When the Rolling Stones arrived at London’s Hyde Park on July 6 to perform the first of two concerts at the AEG-Barclaycard British Summer Time 10-day season, they were safe in the knowledge that their glorious oeuvre of classic rock favourites would reach the 65,000 or so fans situated in proximity of any of the ten delay towers courtesy of an Optocore redundant fibre distribution system.
Capital Sound had been awarded the sound reinforcement contract by promoters AEG Live/Loud Sound — Royal Parks’ new tenant — and the London-based production company deployed the Optocore system that they purchased in 2011 for the Take That Progress Live stadium tour — supplemented by a further six newly-acquired XR6-FX converters.
Capital Sound technical manager, Ian Colville, said he had no hesitation in specifying this solution to set up the transmission ring covering around 1km of the site. “Optocore was the only transport system that would allow us to create a complete redundant loop over this distance with no hums and buzzes,” he said.
“Nothing on copper comes close — and in any case you can’t suddenly extend the network by another 200 metres if you realise you need it, as you can with fibre. This solution gives us complete isolation.”
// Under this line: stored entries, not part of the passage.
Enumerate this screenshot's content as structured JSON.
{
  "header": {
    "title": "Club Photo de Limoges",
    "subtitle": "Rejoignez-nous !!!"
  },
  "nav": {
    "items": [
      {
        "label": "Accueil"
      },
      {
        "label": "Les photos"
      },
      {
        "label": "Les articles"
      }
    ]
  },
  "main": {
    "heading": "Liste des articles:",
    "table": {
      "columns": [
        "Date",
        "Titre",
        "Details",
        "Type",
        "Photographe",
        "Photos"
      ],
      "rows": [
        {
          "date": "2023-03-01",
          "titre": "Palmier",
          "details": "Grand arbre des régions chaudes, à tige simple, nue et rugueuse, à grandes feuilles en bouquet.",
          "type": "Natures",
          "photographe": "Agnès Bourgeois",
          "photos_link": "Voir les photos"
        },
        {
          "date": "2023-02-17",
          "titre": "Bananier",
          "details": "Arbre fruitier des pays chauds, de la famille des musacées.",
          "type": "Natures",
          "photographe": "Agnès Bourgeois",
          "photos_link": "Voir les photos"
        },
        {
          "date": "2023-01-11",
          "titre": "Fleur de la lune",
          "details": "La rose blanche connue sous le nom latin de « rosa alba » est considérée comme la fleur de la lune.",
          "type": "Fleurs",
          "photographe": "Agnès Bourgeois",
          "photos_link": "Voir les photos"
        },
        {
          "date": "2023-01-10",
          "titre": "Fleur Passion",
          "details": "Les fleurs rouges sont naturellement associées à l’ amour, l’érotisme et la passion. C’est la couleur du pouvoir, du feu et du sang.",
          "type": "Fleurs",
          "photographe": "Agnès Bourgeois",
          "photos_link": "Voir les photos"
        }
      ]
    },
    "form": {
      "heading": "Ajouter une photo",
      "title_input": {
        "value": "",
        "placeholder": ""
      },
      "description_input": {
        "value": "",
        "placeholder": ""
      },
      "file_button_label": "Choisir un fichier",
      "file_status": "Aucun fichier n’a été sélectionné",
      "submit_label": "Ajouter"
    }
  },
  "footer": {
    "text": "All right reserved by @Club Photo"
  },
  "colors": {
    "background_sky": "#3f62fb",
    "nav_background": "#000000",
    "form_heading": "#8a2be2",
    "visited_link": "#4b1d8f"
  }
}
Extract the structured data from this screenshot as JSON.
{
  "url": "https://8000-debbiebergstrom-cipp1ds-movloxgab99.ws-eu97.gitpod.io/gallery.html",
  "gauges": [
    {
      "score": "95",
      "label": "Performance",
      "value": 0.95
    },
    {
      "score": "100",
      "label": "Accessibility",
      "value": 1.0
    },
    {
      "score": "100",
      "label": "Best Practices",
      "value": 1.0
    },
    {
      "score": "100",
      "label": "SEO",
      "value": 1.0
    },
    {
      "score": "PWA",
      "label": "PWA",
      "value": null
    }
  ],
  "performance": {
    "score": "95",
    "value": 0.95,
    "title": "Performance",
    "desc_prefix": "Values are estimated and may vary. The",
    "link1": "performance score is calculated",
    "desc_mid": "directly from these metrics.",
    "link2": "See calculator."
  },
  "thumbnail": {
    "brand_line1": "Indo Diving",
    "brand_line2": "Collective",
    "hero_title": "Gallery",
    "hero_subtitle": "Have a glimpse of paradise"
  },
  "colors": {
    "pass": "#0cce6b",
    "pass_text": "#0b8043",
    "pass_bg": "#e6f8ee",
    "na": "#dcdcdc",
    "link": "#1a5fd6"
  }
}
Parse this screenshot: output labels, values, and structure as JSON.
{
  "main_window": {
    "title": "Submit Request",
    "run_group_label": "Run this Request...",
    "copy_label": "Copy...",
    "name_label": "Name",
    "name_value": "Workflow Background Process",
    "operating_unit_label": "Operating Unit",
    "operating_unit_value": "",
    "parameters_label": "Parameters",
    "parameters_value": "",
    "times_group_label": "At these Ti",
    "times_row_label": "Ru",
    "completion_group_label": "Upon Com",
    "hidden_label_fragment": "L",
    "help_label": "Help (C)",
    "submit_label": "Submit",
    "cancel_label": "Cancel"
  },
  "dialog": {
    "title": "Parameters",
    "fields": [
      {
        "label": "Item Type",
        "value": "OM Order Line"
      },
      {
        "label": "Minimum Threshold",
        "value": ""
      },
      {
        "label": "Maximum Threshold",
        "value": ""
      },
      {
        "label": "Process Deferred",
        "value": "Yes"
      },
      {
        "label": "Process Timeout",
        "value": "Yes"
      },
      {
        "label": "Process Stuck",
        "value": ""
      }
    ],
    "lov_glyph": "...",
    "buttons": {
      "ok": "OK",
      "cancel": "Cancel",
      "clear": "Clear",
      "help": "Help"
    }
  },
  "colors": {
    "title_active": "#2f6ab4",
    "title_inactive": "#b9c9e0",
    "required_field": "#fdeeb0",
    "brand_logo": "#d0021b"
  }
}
Colville knew that by adding a further six X6R-FX-8AE/8MI converters to the eight already in their inventory they could connect to 11 locations as well as dual redundant units at FOH (plus back-up). Configured with 8-channel AES3 I/O 8-channel Microphone Inputs and Wordclock I/O this provides the capability of 32-channel AES-EBU output.
The redundant units at the FOH tower connect to these remote locations — including nine delay towers, VIP stand and second FOH tower (for lighting control) via the fibre network, carried on catenaries and delivering AES-EBU audio feeds. Connectivity to the Martin Audio PA’s MLA VU Net control network, running the dedicated Merlin management system, was via an Ethernet tunnel — with RS485 data connection to the XTA DP-226 processor ports located in the VIP stand and at the FOH tower.
The network topology was in place by the time AEG-Barclaycard British Summer Time opened up with Bon Jovi on July 5th. Ian Colville had first taken the decision to adopt an Optocore platform two years ago to feed Take That’s stadium ‘ring’ system (a series of roof-mounted delay clusters instead of traditional delay towers). With the sightline issue taken care of, pristine signal transmission over distances up to 200 metres had been required.
“Experiments to try and transmit this across huge distances via AES over copper or RS- 485 showed signal degradation and instability, which would have been unacceptable. The answer was an optical fibre solution and everyone we spoke to pointed towards Optocore.” In conclusion, he said, “Optocore is an absolutely fantastic system — very intuitive and easy to use and reconfigure.”